Eine Lektion in politischer Demut
Es wäre sicher ein Gewinn für die Republik, wenn der Visa-Ausschuss erstens die Wahrheit ans Licht bringt - und ein bisschen Demut bei Joseph Fischer hervorholt, der in seiner Jugend ja mal Ministrant gewesen ist. Ganz fremd kann ihm diese Tugend also nicht sein. Die Berichterstatter täten ihrerseits gut daran, ihren persönlichen Furor auf Fischer nicht als Strahlenkranz der Wahrheitsfindung auszugeben. Denn inzwischen geht es in der politischen Debatte um viel mehr als nur eine verfehlte Visa-Praxis der Vergangenheit. Wer über den Missbrauch und die Mafia redet, sollte vom Trauerspiel der deutschen Einwanderungspolitik nicht schweigen. Die deutsch-ukrainische Skandalmusik wird inzwischen auch auf der Klaviatur der Xenophobie gespielt.

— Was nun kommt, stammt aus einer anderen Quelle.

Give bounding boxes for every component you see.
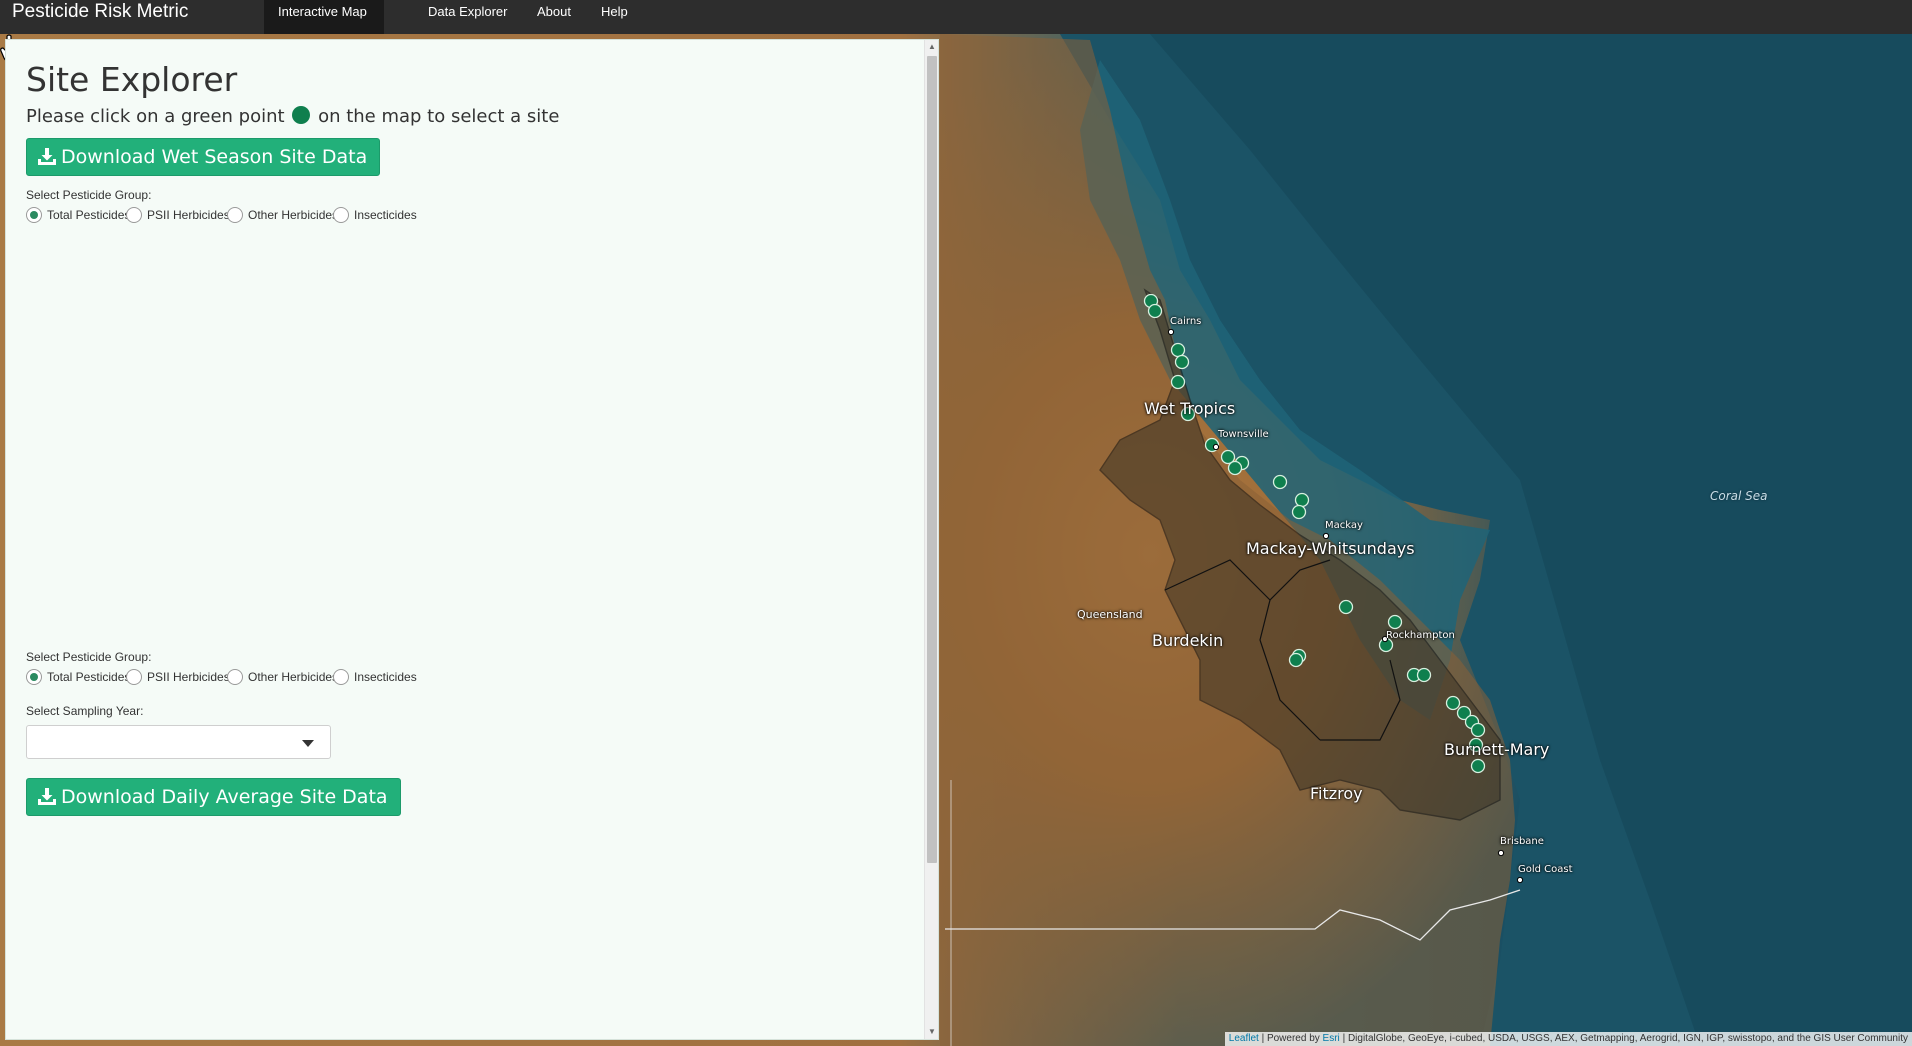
radio-label: Insecticides	[354, 208, 417, 222]
site-marker[interactable]	[1387, 614, 1403, 630]
instruction-text: Please click on a green point on the map…	[26, 106, 559, 127]
place-label-queensland: Queensland	[1077, 608, 1143, 621]
radio-other-herbicides-1[interactable]: Other Herbicides	[227, 207, 338, 223]
pesticide-group-label-2: Select Pesticide Group:	[26, 650, 152, 664]
radio-label: Total Pesticides	[47, 670, 131, 684]
instruction-after: on the map to select a site	[318, 106, 560, 127]
radio-unchecked-icon	[126, 669, 142, 685]
city-dot-mackay	[1322, 532, 1330, 540]
scroll-down-icon[interactable]: ▼	[925, 1025, 938, 1039]
sea-label-coral-sea: Coral Sea	[1710, 489, 1768, 503]
radio-checked-icon	[26, 669, 42, 685]
place-label-rockhampton: Rockhampton	[1386, 630, 1455, 641]
radio-unchecked-icon	[227, 669, 243, 685]
site-marker[interactable]	[1445, 695, 1461, 711]
download-wet-season-button[interactable]: Download Wet Season Site Data	[26, 138, 381, 176]
site-marker[interactable]	[1470, 758, 1486, 774]
region-label-mackay-whitsundays: Mackay-Whitsundays	[1246, 539, 1415, 558]
region-label-fitzroy: Fitzroy	[1310, 784, 1363, 803]
radio-unchecked-icon	[333, 207, 349, 223]
chevron-down-icon	[302, 740, 314, 747]
download-daily-average-label: Download Daily Average Site Data	[61, 786, 388, 808]
site-marker[interactable]	[1470, 722, 1486, 738]
city-dot-cairns	[1167, 328, 1175, 336]
city-dot-townsville	[1212, 443, 1220, 451]
place-label-mackay: Mackay	[1325, 520, 1363, 531]
radio-label: Other Herbicides	[248, 670, 339, 684]
site-marker[interactable]	[1416, 667, 1432, 683]
radio-label: Total Pesticides	[47, 208, 131, 222]
instruction-before: Please click on a green point	[26, 106, 285, 127]
city-dot-brisbane	[1497, 849, 1505, 857]
scrollbar-thumb[interactable]	[927, 56, 937, 863]
app-brand[interactable]: Pesticide Risk Metric	[12, 1, 188, 23]
site-marker[interactable]	[1294, 492, 1310, 508]
site-marker[interactable]	[1227, 460, 1243, 476]
panel-scrollbar[interactable]: ▲ ▼	[924, 40, 938, 1039]
tab-interactive-map[interactable]: Interactive Map	[264, 0, 384, 34]
radio-label: Other Herbicides	[248, 208, 339, 222]
site-marker[interactable]	[1291, 504, 1307, 520]
tab-help[interactable]: Help	[587, 0, 642, 34]
attribution-sources: | DigitalGlobe, GeoEye, i-cubed, USDA, U…	[1342, 1033, 1908, 1044]
attribution-powered-by: | Powered by	[1261, 1033, 1320, 1044]
tab-about[interactable]: About	[523, 0, 585, 34]
city-dot-gold-coast	[1516, 876, 1524, 884]
site-marker[interactable]	[1170, 342, 1186, 358]
top-navbar: Pesticide Risk Metric Interactive Map Da…	[0, 0, 1912, 34]
region-label-wet-tropics: Wet Tropics	[1144, 399, 1236, 418]
radio-label: PSII Herbicides	[147, 670, 230, 684]
pesticide-group-label-1: Select Pesticide Group:	[26, 188, 152, 202]
place-label-cairns: Cairns	[1170, 316, 1202, 327]
site-marker[interactable]	[1272, 474, 1288, 490]
place-label-gold-coast: Gold Coast	[1518, 864, 1573, 875]
radio-checked-icon	[26, 207, 42, 223]
download-icon	[38, 148, 56, 165]
site-marker[interactable]	[1338, 599, 1354, 615]
radio-psii-herbicides-1[interactable]: PSII Herbicides	[126, 207, 230, 223]
tab-data-explorer[interactable]: Data Explorer	[414, 0, 521, 34]
radio-unchecked-icon	[333, 669, 349, 685]
page-title: Site Explorer	[26, 60, 238, 99]
place-label-brisbane: Brisbane	[1500, 836, 1544, 847]
sampling-year-label: Select Sampling Year:	[26, 704, 144, 718]
site-marker[interactable]	[1147, 303, 1163, 319]
esri-link[interactable]: Esri	[1323, 1033, 1340, 1044]
sampling-year-select[interactable]	[26, 725, 331, 759]
leaflet-link[interactable]: Leaflet	[1229, 1033, 1259, 1044]
green-point-icon	[292, 106, 311, 124]
place-label-townsville: Townsville	[1218, 429, 1269, 440]
radio-label: Insecticides	[354, 670, 417, 684]
radio-total-pesticides-1[interactable]: Total Pesticides	[26, 207, 130, 223]
site-marker[interactable]	[1174, 354, 1190, 370]
site-marker[interactable]	[1170, 374, 1186, 390]
site-explorer-panel: Site Explorer Please click on a green po…	[5, 39, 939, 1040]
region-label-burdekin: Burdekin	[1152, 631, 1224, 650]
radio-unchecked-icon	[227, 207, 243, 223]
radio-unchecked-icon	[126, 207, 142, 223]
download-wet-season-label: Download Wet Season Site Data	[61, 146, 368, 168]
radio-insecticides-2[interactable]: Insecticides	[333, 669, 417, 685]
region-label-burnett-mary: Burnett-Mary	[1444, 740, 1550, 759]
radio-insecticides-1[interactable]: Insecticides	[333, 207, 417, 223]
radio-label: PSII Herbicides	[147, 208, 230, 222]
download-daily-average-button[interactable]: Download Daily Average Site Data	[26, 778, 401, 816]
radio-psii-herbicides-2[interactable]: PSII Herbicides	[126, 669, 230, 685]
map-attribution: Leaflet | Powered by Esri | DigitalGlobe…	[1224, 1032, 1912, 1046]
scroll-up-icon[interactable]: ▲	[925, 40, 938, 54]
site-marker[interactable]	[1288, 652, 1304, 668]
download-icon	[38, 788, 56, 805]
radio-other-herbicides-2[interactable]: Other Herbicides	[227, 669, 338, 685]
radio-total-pesticides-2[interactable]: Total Pesticides	[26, 669, 130, 685]
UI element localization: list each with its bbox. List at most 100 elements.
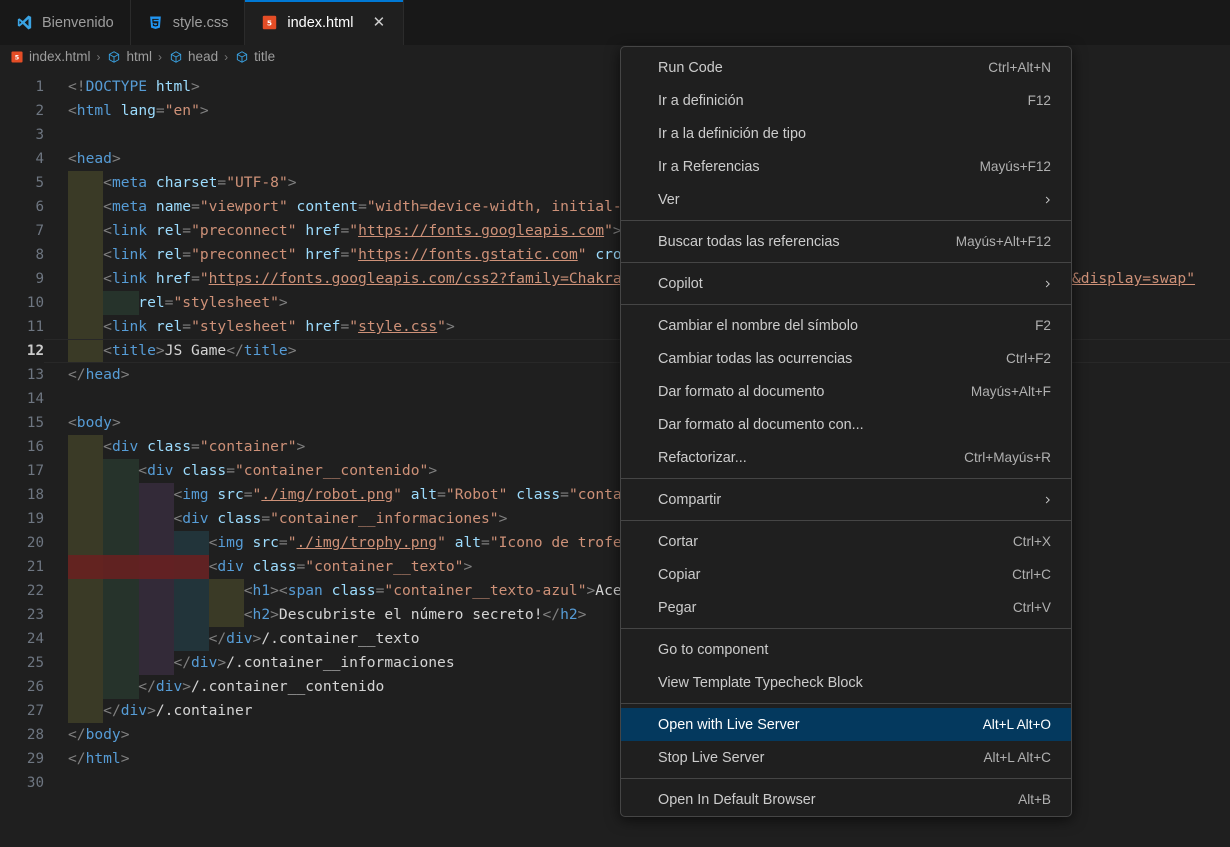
menu-item-stop-live-server[interactable]: Stop Live Server Alt+L Alt+C xyxy=(621,741,1071,774)
menu-separator xyxy=(621,778,1071,779)
menu-item-shortcut: Mayús+Alt+F12 xyxy=(955,234,1051,249)
menu-item-label: Ver xyxy=(658,191,680,208)
line-number[interactable]: 25 xyxy=(0,651,44,675)
code-text: <title>JS Game</title> xyxy=(103,342,297,359)
menu-item-go-to-component[interactable]: Go to component xyxy=(621,633,1071,666)
menu-item-label: Cambiar el nombre del símbolo xyxy=(658,317,858,334)
menu-separator xyxy=(621,520,1071,521)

Natürlich ist es maßlos übertrieben, wenn die nordrhein-westfälische Umweltministerin Bärbel Höhn und der SPD-Obmann im Untersuchungsausschuss, Olaf Scholz, nun behaupten, ohne Fischers Visa-Praxis hätte die orangene Revolution in Kiew nicht stattgefunden. Die rot-grüne Argumentationskette: Die Reisefreiheit habe zu einer Westbindung des ukrainischen Volks und damit zu einer Demokratiesehnsucht im Lande geführt. Das ist Adenauer für Arme - und deutsche Wichtigtuerei. Höhn und Scholz unterschätzen erstens die Rolle Polens als wichtigsten westlichen Nachbarn der Ukraine und zweitens die Substanz der orangenfarbenen Demokratiebewegung.
Allerdings sollten sich alle, die nun Skandal rufen, noch einmal an das Jahr 2000 erinnern, so lange liegt der Millenniumwechsel schließlich nicht zurück. Das neue Jahrtausend wurde mit hochfahrenden Hoffnungen eingeläutet. Das Ziel der deutschen, ja der europäischen Außenpolitik bestand darin, nach dem Ende des Kalten Krieges endlich Osteuropa aufzuschließen. Dieses Ziel ist nicht falsch geworden, weil eine arabische Terrorbande Flugzeuge in das World Trade Center und das Pentagon geflogen und den USA den Krieg erklärt hat. Das sollte man, bei aller berechtigten Empörung über Pleiten, Pech und Pannen im Auswärtigen Amt, nicht vergessen.